What I'm saying is that it's the military. They have awe-inspiring gear. They have some very smart people (they pay consultants in some areas very well, so the truly do have incredible people that are such a pleasure and inspiration to work with). They also have some incredible idiots at every point on the rank ladder. And occasionally they decide on policies so incredibly stupid they are equally awe-inspiring, because the idiots do much more damage than smart ones can fix.
I don't believe it is reasonably possible to predict what the military will do. Especially when it comes to policy.
The article does not go far enough in expanding the scope of consequences. When consumers start buying more stuff at lower prices, they are diverting money that would probably be spent on other things. Hence there is no net change in consumer spending, only a shift in where they spend their money.
Automation always results in labor cost reduction for the one implementing the automation. If it did not, they wouldn't do it.
That's a misunderstanding. For each unity of a good, production costs go down, as do labor time. But because the goods are cheaper, more people may want to buy them, or people may want more of them, so the total labor time goes up.

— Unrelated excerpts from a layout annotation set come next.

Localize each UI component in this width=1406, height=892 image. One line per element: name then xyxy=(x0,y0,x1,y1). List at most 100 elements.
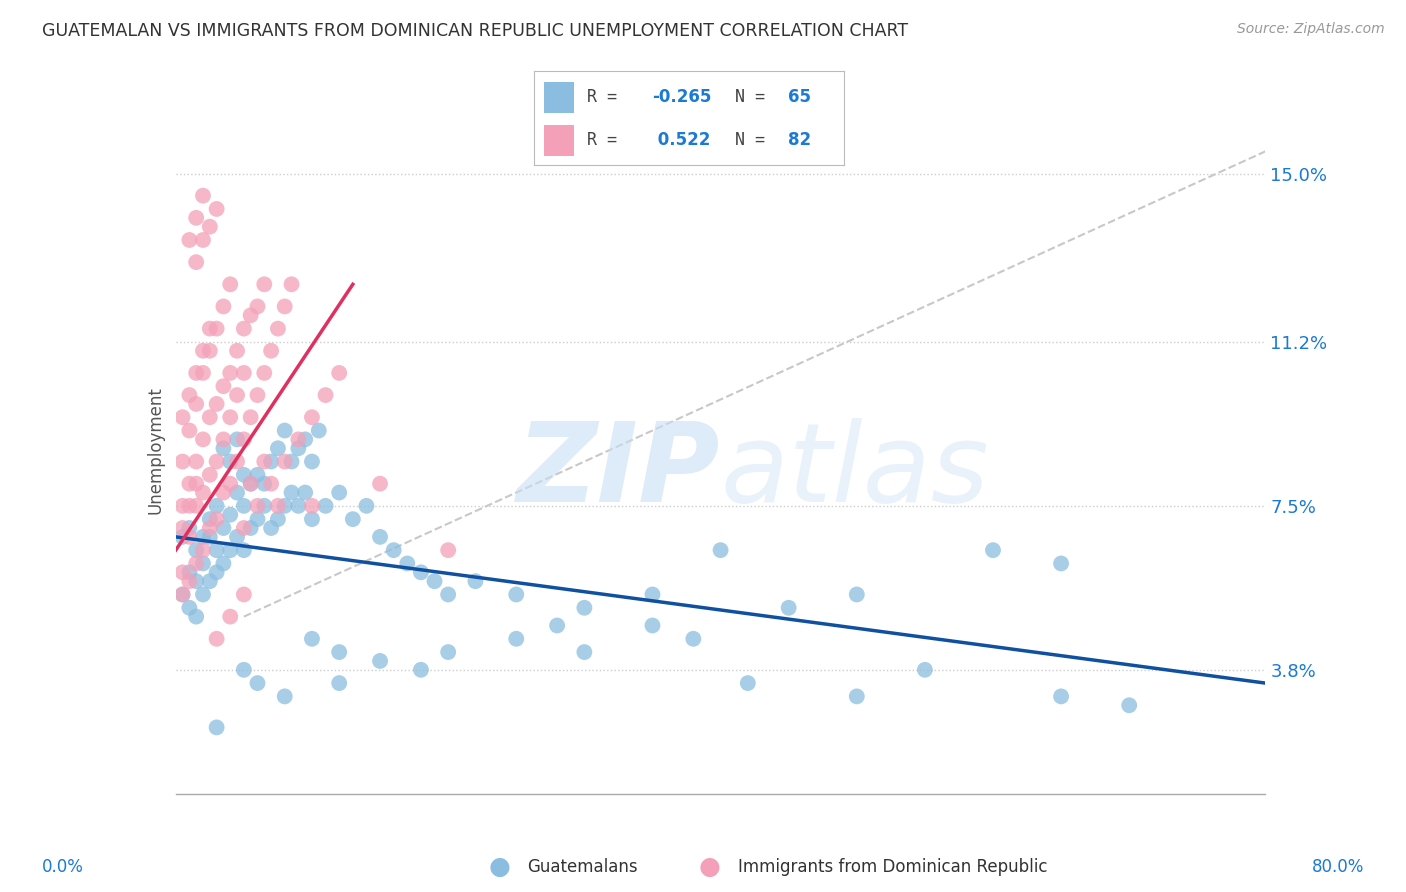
Point xyxy=(232,587,254,601)
Point xyxy=(267,442,290,456)
Point xyxy=(232,467,254,482)
Point xyxy=(191,343,214,358)
Point xyxy=(1050,557,1073,571)
Point xyxy=(356,499,378,513)
Point xyxy=(179,388,201,402)
Bar xyxy=(544,125,575,156)
Point xyxy=(226,530,249,544)
Point xyxy=(641,587,664,601)
Point xyxy=(280,485,302,500)
Point xyxy=(239,476,262,491)
Point xyxy=(198,530,221,544)
Point xyxy=(253,277,276,292)
Point xyxy=(186,557,208,571)
Point xyxy=(205,454,228,468)
Point xyxy=(308,424,330,438)
Point xyxy=(179,233,201,247)
Point xyxy=(191,485,214,500)
Point xyxy=(186,574,208,589)
Point xyxy=(232,663,254,677)
Point xyxy=(179,476,201,491)
Point xyxy=(191,433,214,447)
Point xyxy=(368,654,391,668)
Text: 0.0%: 0.0% xyxy=(42,858,84,876)
Point xyxy=(172,566,194,580)
Point xyxy=(682,632,704,646)
Point xyxy=(253,454,276,468)
Point xyxy=(267,499,290,513)
Point xyxy=(191,188,214,202)
Point xyxy=(198,410,221,425)
Point xyxy=(191,366,214,380)
Point xyxy=(198,321,221,335)
Point xyxy=(172,587,194,601)
Point xyxy=(179,566,201,580)
Point xyxy=(191,543,214,558)
Point xyxy=(287,442,309,456)
Point xyxy=(205,397,228,411)
Point xyxy=(315,499,337,513)
Point xyxy=(505,587,527,601)
Point xyxy=(219,410,242,425)
Point xyxy=(186,255,208,269)
Point xyxy=(287,433,309,447)
Point xyxy=(212,433,235,447)
Point xyxy=(368,530,391,544)
Point xyxy=(219,366,242,380)
Point xyxy=(198,219,221,234)
Text: Source: ZipAtlas.com: Source: ZipAtlas.com xyxy=(1237,22,1385,37)
Point xyxy=(198,467,221,482)
Point xyxy=(845,587,868,601)
Point xyxy=(232,433,254,447)
Text: atlas: atlas xyxy=(721,417,990,524)
Point xyxy=(641,618,664,632)
Point xyxy=(981,543,1004,558)
Point xyxy=(574,600,596,615)
Point xyxy=(205,632,228,646)
Text: ZIP: ZIP xyxy=(517,417,721,524)
Point xyxy=(172,499,194,513)
Point xyxy=(232,499,254,513)
Point xyxy=(253,499,276,513)
Point xyxy=(437,587,460,601)
Point xyxy=(246,499,269,513)
Point xyxy=(226,343,249,358)
Text: ●: ● xyxy=(488,855,510,879)
Point xyxy=(778,600,800,615)
Point xyxy=(464,574,486,589)
Point xyxy=(212,557,235,571)
Text: 65: 65 xyxy=(787,88,811,106)
Point xyxy=(301,454,323,468)
Point xyxy=(423,574,446,589)
Point xyxy=(301,512,323,526)
Point xyxy=(280,454,302,468)
Point xyxy=(186,366,208,380)
Point xyxy=(301,499,323,513)
Point xyxy=(226,454,249,468)
Point xyxy=(205,543,228,558)
Text: 80.0%: 80.0% xyxy=(1312,858,1364,876)
Bar xyxy=(544,82,575,112)
Point xyxy=(219,508,242,522)
Text: Immigrants from Dominican Republic: Immigrants from Dominican Republic xyxy=(738,858,1047,876)
Point xyxy=(328,645,350,659)
Point xyxy=(179,499,201,513)
Point xyxy=(315,388,337,402)
Point xyxy=(710,543,733,558)
Point xyxy=(191,233,214,247)
Text: N =: N = xyxy=(735,88,775,106)
Point xyxy=(294,433,316,447)
Point xyxy=(186,397,208,411)
Text: R =: R = xyxy=(586,131,627,149)
Point xyxy=(342,512,364,526)
Point xyxy=(219,277,242,292)
Point xyxy=(246,388,269,402)
Point xyxy=(260,476,283,491)
Point xyxy=(328,676,350,690)
Point xyxy=(219,609,242,624)
Point xyxy=(267,321,290,335)
Text: 0.522: 0.522 xyxy=(652,131,710,149)
Point xyxy=(191,587,214,601)
Point xyxy=(253,476,276,491)
Point xyxy=(205,566,228,580)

That effect become known by the name of Jevon's paradox. If you want to, wikipedia has a large and well explained article. It has been spotted on practice enough times so that one should not question its existence. It's also the reason why software development salaries have kept increasing while the tooling allows for larger and larger productivity.
That said, it only happens some of the time, when demand has the correct properties.
The hardest part would be understanding how much people will adjust their long term behaviors. Grandma might continue wearing that one pair of clothes out of habit. But the younger generation will more quickly adapt to the new norm.
This is the fundamental problem with this article IMO. It assumes that human labour will be required to fill the gaps in an automated production cycle. But the ultimate premise of automation is that there are no gaps.
If you look at something like car production, first we automate the factory line, which creates more demand for cars, so we need more designers, etc. But ultimately the design becomes automated. Well, maybe we need more factory managers or other high level executives. Leaving aside that the number of those roles is inherently limited, even those roles could eventually be automated.